Specifically, the Combatting Fentanyl Trafficking from China and Mexico Act would:

  • Require the State Department to strengthen efforts between the U.S. and Mexico to combat fentanyl production, pursue prosecution of transnational criminal organizations involved in the trade, reduce the number of illicit firearms crossing the border, and provide assistance to Mexico to strengthen relevant law enforcement agencies;
  • Authorize targeted sanctions on Chinese individuals and companies involved in the fentanyl trade;
  • Authorize the lifting of sanctions on designated entities in China if significant progress is made on countering fentanyl;
  • Publicly designate airports, ports and states in Mexico that are major transit sites for fentanyl and fentanyl precursors;
  • Authorize additional assistance to Mexico if significant progress on countering fentanyl is made.

Earlier this month, Murphy chaired a U.S Senate Appropriations Subcommittee on Homeland Security hearing on transnational criminal organizations (TCOs) with officials from U.S. Customs and Border Protection (CBP) and Homeland Security Investigations (HSI). Murphy also proposed potential investments at the U.S. Department of Homeland Security (DHS) to tackle the fentanyl crisis.
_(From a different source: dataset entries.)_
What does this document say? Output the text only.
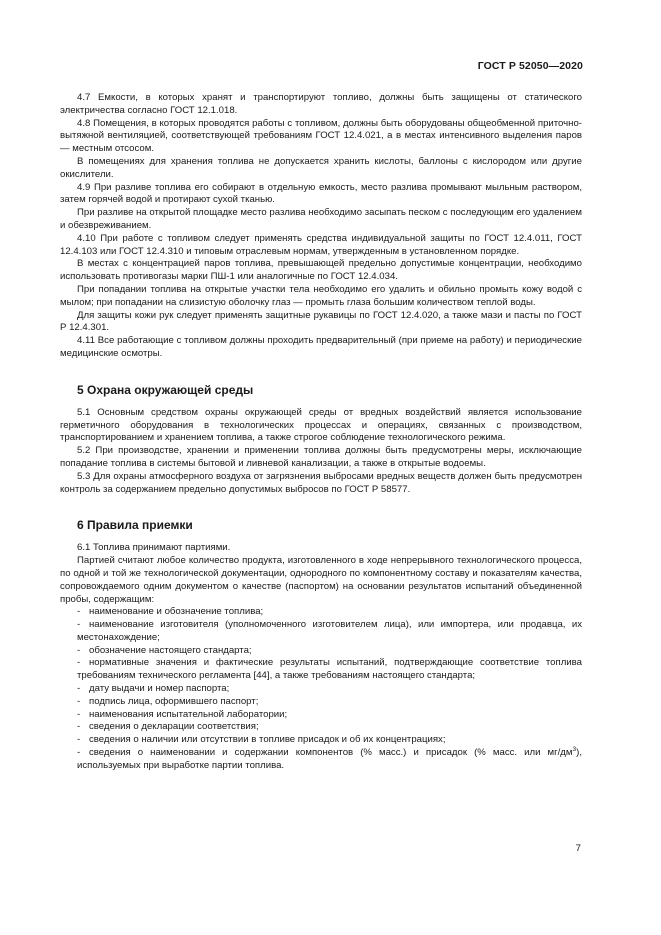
ГОСТ Р 52050—2020

4.7 Емкости, в которых хранят и транспортируют топливо, должны быть защищены от статического электричества согласно ГОСТ 12.1.018.

4.8 Помещения, в которых проводятся работы с топливом, должны быть оборудованы общеобменной приточно-вытяжной вентиляцией, соответствующей требованиям ГОСТ 12.4.021, а в местах интенсивного выделения паров — местным отсосом.

В помещениях для хранения топлива не допускается хранить кислоты, баллоны с кислородом или другие окислители.

4.9 При разливе топлива его собирают в отдельную емкость, место разлива промывают мыльным раствором, затем горячей водой и протирают сухой тканью.

При разливе на открытой площадке место разлива необходимо засыпать песком с последующим его удалением и обезвреживанием.

4.10 При работе с топливом следует применять средства индивидуальной защиты по ГОСТ 12.4.011, ГОСТ 12.4.103 или ГОСТ 12.4.310 и типовым отраслевым нормам, утвержденным в установленном порядке.

В местах с концентрацией паров топлива, превышающей предельно допустимые концентрации, необходимо использовать противогазы марки ПШ-1 или аналогичные по ГОСТ 12.4.034.

При попадании топлива на открытые участки тела необходимо его удалить и обильно промыть кожу водой с мылом; при попадании на слизистую оболочку глаз — промыть глаза большим количеством теплой воды.

Для защиты кожи рук следует применять защитные рукавицы по ГОСТ 12.4.020, а также мази и пасты по ГОСТ Р 12.4.301.

4.11 Все работающие с топливом должны проходить предварительный (при приеме на работу) и периодические медицинские осмотры.

5 Охрана окружающей среды

5.1 Основным средством охраны окружающей среды от вредных воздействий является использование герметичного оборудования в технологических процессах и операциях, связанных с производством, транспортированием и хранением топлива, а также строгое соблюдение технологического режима.

5.2 При производстве, хранении и применении топлива должны быть предусмотрены меры, исключающие попадание топлива в системы бытовой и ливневой канализации, а также в открытые водоемы.

5.3 Для охраны атмосферного воздуха от загрязнения выбросами вредных веществ должен быть предусмотрен контроль за содержанием предельно допустимых выбросов по ГОСТ Р 58577.

6 Правила приемки

6.1 Топлива принимают партиями.

Партией считают любое количество продукта, изготовленного в ходе непрерывного технологического процесса, по одной и той же технологической документации, однородного по компонентному составу и показателям качества, сопровождаемого одним документом о качестве (паспортом) на основании результатов испытаний объединенной пробы, содержащим:

- наименование и обозначение топлива;

- наименование изготовителя (уполномоченного изготовителем лица), или импортера, или продавца, их местонахождение;

- обозначение настоящего стандарта;

- нормативные значения и фактические результаты испытаний, подтверждающие соответствие топлива требованиям технического регламента [44], а также требованиям настоящего стандарта;

- дату выдачи и номер паспорта;

- подпись лица, оформившего паспорт;

- наименования испытательной лаборатории;

- сведения о декларации соответствия;

- сведения о наличии или отсутствии в топливе присадок и об их концентрациях;

- сведения о наименовании и содержании компонентов (% масс.) и присадок (% масс. или $мг/дм^3$), используемых при выработке партии топлива.

7
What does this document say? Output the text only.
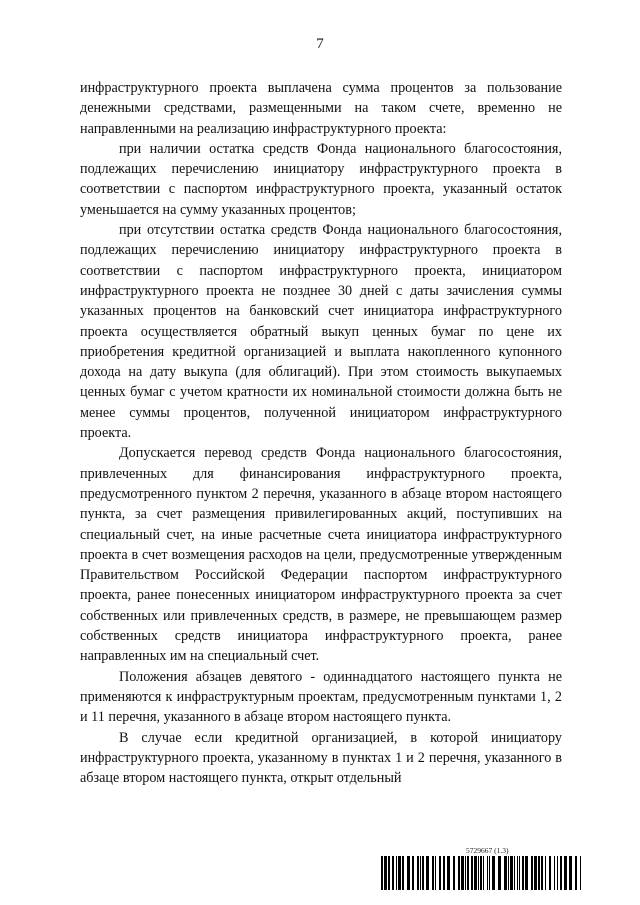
7

инфраструктурного проекта выплачена сумма процентов за пользование денежными средствами, размещенными на таком счете, временно не направленными на реализацию инфраструктурного проекта:

при наличии остатка средств Фонда национального благосостояния, подлежащих перечислению инициатору инфраструктурного проекта в соответствии с паспортом инфраструктурного проекта, указанный остаток уменьшается на сумму указанных процентов;

при отсутствии остатка средств Фонда национального благосостояния, подлежащих перечислению инициатору инфраструктурного проекта в соответствии с паспортом инфраструктурного проекта, инициатором инфраструктурного проекта не позднее 30 дней с даты зачисления суммы указанных процентов на банковский счет инициатора инфраструктурного проекта осуществляется обратный выкуп ценных бумаг по цене их приобретения кредитной организацией и выплата накопленного купонного дохода на дату выкупа (для облигаций). При этом стоимость выкупаемых ценных бумаг с учетом кратности их номинальной стоимости должна быть не менее суммы процентов, полученной инициатором инфраструктурного проекта.

Допускается перевод средств Фонда национального благосостояния, привлеченных для финансирования инфраструктурного проекта, предусмотренного пунктом 2 перечня, указанного в абзаце втором настоящего пункта, за счет размещения привилегированных акций, поступивших на специальный счет, на иные расчетные счета инициатора инфраструктурного проекта в счет возмещения расходов на цели, предусмотренные утвержденным Правительством Российской Федерации паспортом инфраструктурного проекта, ранее понесенных инициатором инфраструктурного проекта за счет собственных или привлеченных средств, в размере, не превышающем размер собственных средств инициатора инфраструктурного проекта, ранее направленных им на специальный счет.

Положения абзацев девятого - одиннадцатого настоящего пункта не применяются к инфраструктурным проектам, предусмотренным пунктами 1, 2 и 11 перечня, указанного в абзаце втором настоящего пункта.

В случае если кредитной организацией, в которой инициатору инфраструктурного проекта, указанному в пунктах 1 и 2 перечня, указанного в абзаце втором настоящего пункта, открыт отдельный

5729667 (1.3)
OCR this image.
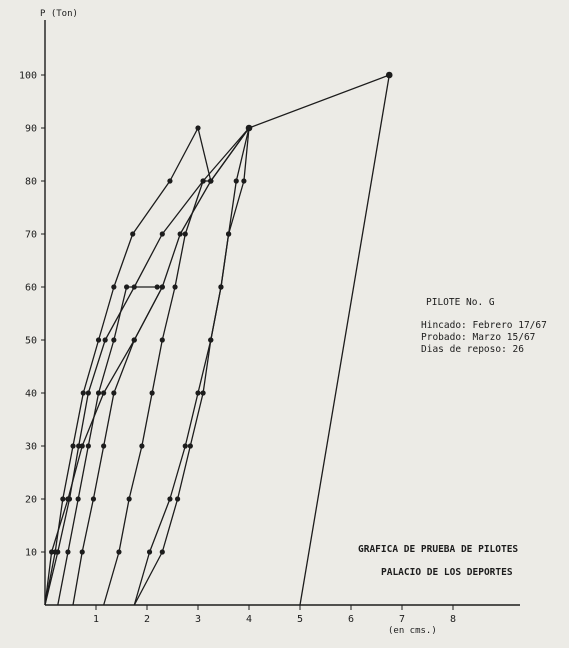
1	2	3	4	5	6	7	8
10
20
30
40
50
60
70
80
90
100
P (Ton)
(en cms.)
PILOTE No. G
Hincado: Febrero 17/67
Probado: Marzo 15/67
Dias de reposo: 26
GRAFICA DE PRUEBA DE PILOTES
PALACIO DE LOS DEPORTES
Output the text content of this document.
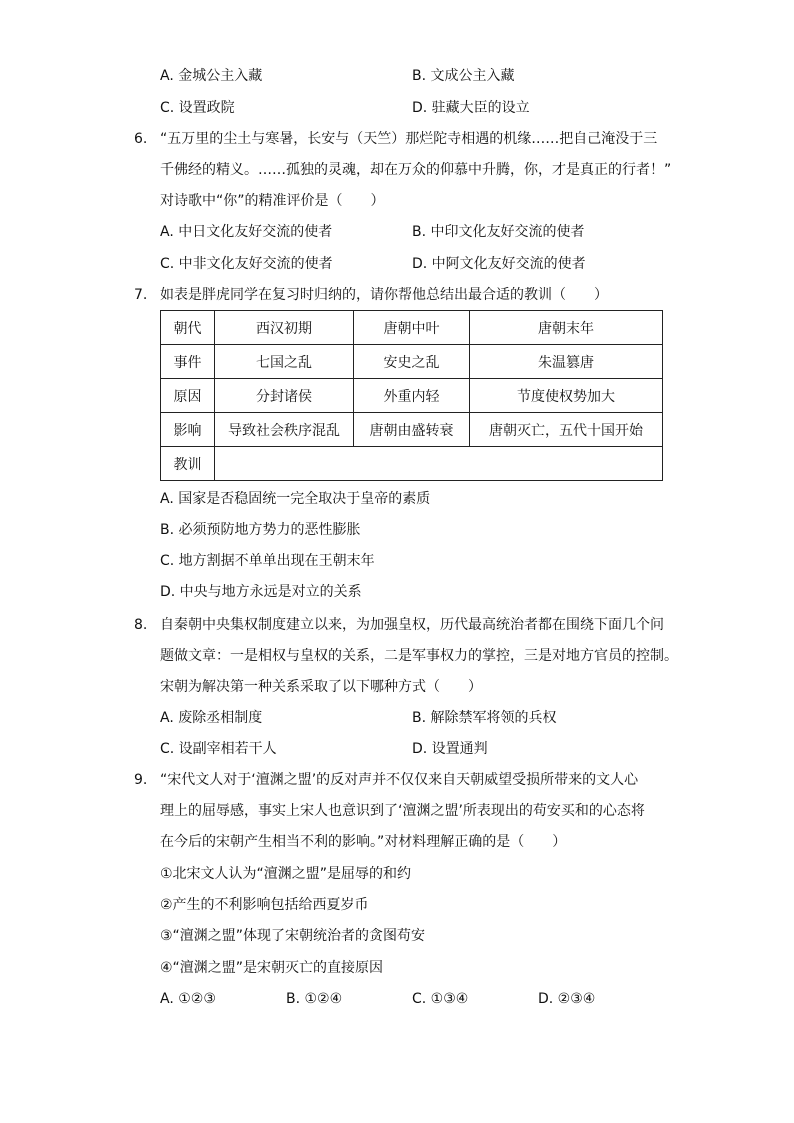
A. 金城公主入藏	B. 文成公主入藏
C. 设置政院	D. 驻藏大臣的设立
6. “五万里的尘土与寒暑，长安与（天竺）那烂陀寺相遇的机缘……把自己淹没于三
千佛经的精义。……孤独的灵魂，却在万众的仰慕中升腾，你，才是真正的行者！”
对诗歌中“你”的精准评价是（　　）
A. 中日文化友好交流的使者	B. 中印文化友好交流的使者
C. 中非文化友好交流的使者	D. 中阿文化友好交流的使者
7. 如表是胖虎同学在复习时归纳的，请你帮他总结出最合适的教训（　　）
朝代	西汉初期	唐朝中叶	唐朝末年
事件	七国之乱	安史之乱	朱温篡唐
原因	分封诸侯	外重内轻	节度使权势加大
影响	导致社会秩序混乱	唐朝由盛转衰	唐朝灭亡，五代十国开始
教训			
A. 国家是否稳固统一完全取决于皇帝的素质
B. 必须预防地方势力的恶性膨胀
C. 地方割据不单单出现在王朝末年
D. 中央与地方永远是对立的关系
8. 自秦朝中央集权制度建立以来，为加强皇权，历代最高统治者都在围绕下面几个问
题做文章：一是相权与皇权的关系，二是军事权力的掌控，三是对地方官员的控制。
宋朝为解决第一种关系采取了以下哪种方式（　　）
A. 废除丞相制度	B. 解除禁军将领的兵权
C. 设副宰相若干人	D. 设置通判
9. “宋代文人对于‘澶渊之盟’的反对声并不仅仅来自天朝威望受损所带来的文人心
理上的屈辱感，事实上宋人也意识到了‘澶渊之盟’所表现出的苟安买和的心态将
在今后的宋朝产生相当不利的影响。”对材料理解正确的是（　　）
①北宋文人认为“澶渊之盟”是屈辱的和约
②产生的不利影响包括给西夏岁币
③“澶渊之盟”体现了宋朝统治者的贪图苟安
④“澶渊之盟”是宋朝灭亡的直接原因
A. ①②③	B. ①②④	C. ①③④	D. ②③④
In February, Murphy discussed both Mexico and China’s role in fentanyl trafficking at a U.S. Senate Foreign Relations Committee hearing.

Earlier this year, Murphy traveled with a bipartisan, bicameral congressional delegation to Mexico City where he met with President of Mexico Andrés Manuel López Obrador to discuss how the U.S. and Mexico can work together stem the flow of fentanyl into the U.S. and gun trafficking from the U.S. into Mexico.